As light changes, a red apple in a fruit bowl retains its redness. This happens because our experience of color depends on something more than the wavelength information received by the cones in our retina. That something more is the surrounding context. If you view only part of a red apple, its color will seem to change as the light changes. But if you see the whole apple as one item in a bowl of fresh fruits, its color will remain roughly constant as the lighting and wavelengths shift—a phenomenon known as color constancy. Dorothea Jameson (1985) noted that a chip colored blue under indoor lighting matches the wavelengths reflected by a gold chip in sunlight. Yet bring a bluebird indoors and it won’t look like a goldfinch. Likewise, a green leaf hanging from a brown branch may, when the illumination changes, reflect the same light energy that formerly came from the brown branch.
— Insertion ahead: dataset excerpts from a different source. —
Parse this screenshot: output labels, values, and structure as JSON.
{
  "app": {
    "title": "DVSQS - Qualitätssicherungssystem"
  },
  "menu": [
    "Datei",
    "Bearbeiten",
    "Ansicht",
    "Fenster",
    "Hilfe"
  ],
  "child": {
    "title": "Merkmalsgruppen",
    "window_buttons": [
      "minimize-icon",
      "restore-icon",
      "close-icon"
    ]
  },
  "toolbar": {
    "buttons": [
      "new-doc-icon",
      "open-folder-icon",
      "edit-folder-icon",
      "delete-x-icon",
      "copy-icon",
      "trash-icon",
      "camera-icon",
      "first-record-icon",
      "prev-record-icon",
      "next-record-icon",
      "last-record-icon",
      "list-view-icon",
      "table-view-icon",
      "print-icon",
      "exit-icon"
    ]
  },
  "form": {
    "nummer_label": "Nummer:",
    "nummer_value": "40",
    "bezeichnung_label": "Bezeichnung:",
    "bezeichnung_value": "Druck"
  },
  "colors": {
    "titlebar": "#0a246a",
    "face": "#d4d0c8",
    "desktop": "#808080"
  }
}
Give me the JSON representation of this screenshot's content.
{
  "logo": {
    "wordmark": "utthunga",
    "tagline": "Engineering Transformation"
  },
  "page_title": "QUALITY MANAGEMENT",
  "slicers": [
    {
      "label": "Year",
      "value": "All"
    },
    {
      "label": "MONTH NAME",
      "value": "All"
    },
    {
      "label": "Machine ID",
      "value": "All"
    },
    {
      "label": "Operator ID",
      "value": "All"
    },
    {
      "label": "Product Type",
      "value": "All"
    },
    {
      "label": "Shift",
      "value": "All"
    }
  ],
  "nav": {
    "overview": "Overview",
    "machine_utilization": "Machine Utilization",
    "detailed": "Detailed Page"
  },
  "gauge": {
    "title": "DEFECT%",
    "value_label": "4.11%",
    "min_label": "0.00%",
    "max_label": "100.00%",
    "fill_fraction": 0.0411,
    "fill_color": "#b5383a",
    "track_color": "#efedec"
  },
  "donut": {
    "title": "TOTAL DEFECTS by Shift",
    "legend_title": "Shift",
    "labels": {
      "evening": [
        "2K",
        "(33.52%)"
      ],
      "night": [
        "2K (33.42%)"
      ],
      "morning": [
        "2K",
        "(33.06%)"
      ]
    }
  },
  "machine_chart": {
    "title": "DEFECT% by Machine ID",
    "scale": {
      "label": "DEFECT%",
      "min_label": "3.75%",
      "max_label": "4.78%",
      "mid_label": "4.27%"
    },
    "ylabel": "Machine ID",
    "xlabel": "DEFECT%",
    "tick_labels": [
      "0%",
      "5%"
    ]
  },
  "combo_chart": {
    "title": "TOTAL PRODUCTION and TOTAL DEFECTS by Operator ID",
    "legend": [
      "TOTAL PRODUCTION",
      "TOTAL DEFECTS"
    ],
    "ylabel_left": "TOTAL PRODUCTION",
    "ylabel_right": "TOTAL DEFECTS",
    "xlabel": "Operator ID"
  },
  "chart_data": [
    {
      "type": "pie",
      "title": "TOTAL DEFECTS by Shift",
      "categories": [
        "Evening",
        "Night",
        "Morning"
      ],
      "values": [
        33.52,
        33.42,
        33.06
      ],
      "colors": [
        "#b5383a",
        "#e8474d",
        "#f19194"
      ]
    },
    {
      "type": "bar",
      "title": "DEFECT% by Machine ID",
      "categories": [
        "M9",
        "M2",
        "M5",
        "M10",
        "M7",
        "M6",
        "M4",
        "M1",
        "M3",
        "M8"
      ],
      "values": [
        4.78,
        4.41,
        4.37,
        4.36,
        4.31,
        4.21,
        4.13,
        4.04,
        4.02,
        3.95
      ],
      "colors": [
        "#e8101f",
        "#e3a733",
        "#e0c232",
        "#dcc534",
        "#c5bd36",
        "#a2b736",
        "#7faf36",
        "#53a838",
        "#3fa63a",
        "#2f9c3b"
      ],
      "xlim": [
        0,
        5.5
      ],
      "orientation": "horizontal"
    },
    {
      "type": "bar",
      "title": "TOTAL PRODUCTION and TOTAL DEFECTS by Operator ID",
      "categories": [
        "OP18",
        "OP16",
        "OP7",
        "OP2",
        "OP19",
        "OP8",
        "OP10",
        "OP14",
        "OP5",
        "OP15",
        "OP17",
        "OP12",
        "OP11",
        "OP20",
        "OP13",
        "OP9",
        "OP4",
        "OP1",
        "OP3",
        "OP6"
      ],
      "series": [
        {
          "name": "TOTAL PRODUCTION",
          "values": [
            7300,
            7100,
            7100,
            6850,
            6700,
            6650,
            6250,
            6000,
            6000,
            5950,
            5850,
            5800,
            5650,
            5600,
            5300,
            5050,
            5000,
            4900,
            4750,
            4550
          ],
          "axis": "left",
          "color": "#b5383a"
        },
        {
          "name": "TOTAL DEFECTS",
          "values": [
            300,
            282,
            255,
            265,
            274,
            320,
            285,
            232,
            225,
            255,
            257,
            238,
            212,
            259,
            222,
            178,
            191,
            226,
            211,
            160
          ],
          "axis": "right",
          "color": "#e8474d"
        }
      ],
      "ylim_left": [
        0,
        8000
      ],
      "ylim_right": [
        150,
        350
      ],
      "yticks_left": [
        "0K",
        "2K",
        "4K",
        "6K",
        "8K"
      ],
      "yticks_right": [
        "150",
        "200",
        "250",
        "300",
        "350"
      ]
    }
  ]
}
Yet to us the leaf stays greenish and the branch stays brownish.
Though we take color constancy for granted, the phenomenon is truly remarkable. It demonstrates that our experience of color comes not just from the object—the color is not in the isolated leaf—but from everything around it as well. You and I see color thanks to our brains’ computations of the light reflected by any object relative to its surrounding objects. But only if we grew up with normal light, it seems. Monkeys raised under a restricted range of wavelengths later have great difficulty recognizing the same color when illumination varies.(1)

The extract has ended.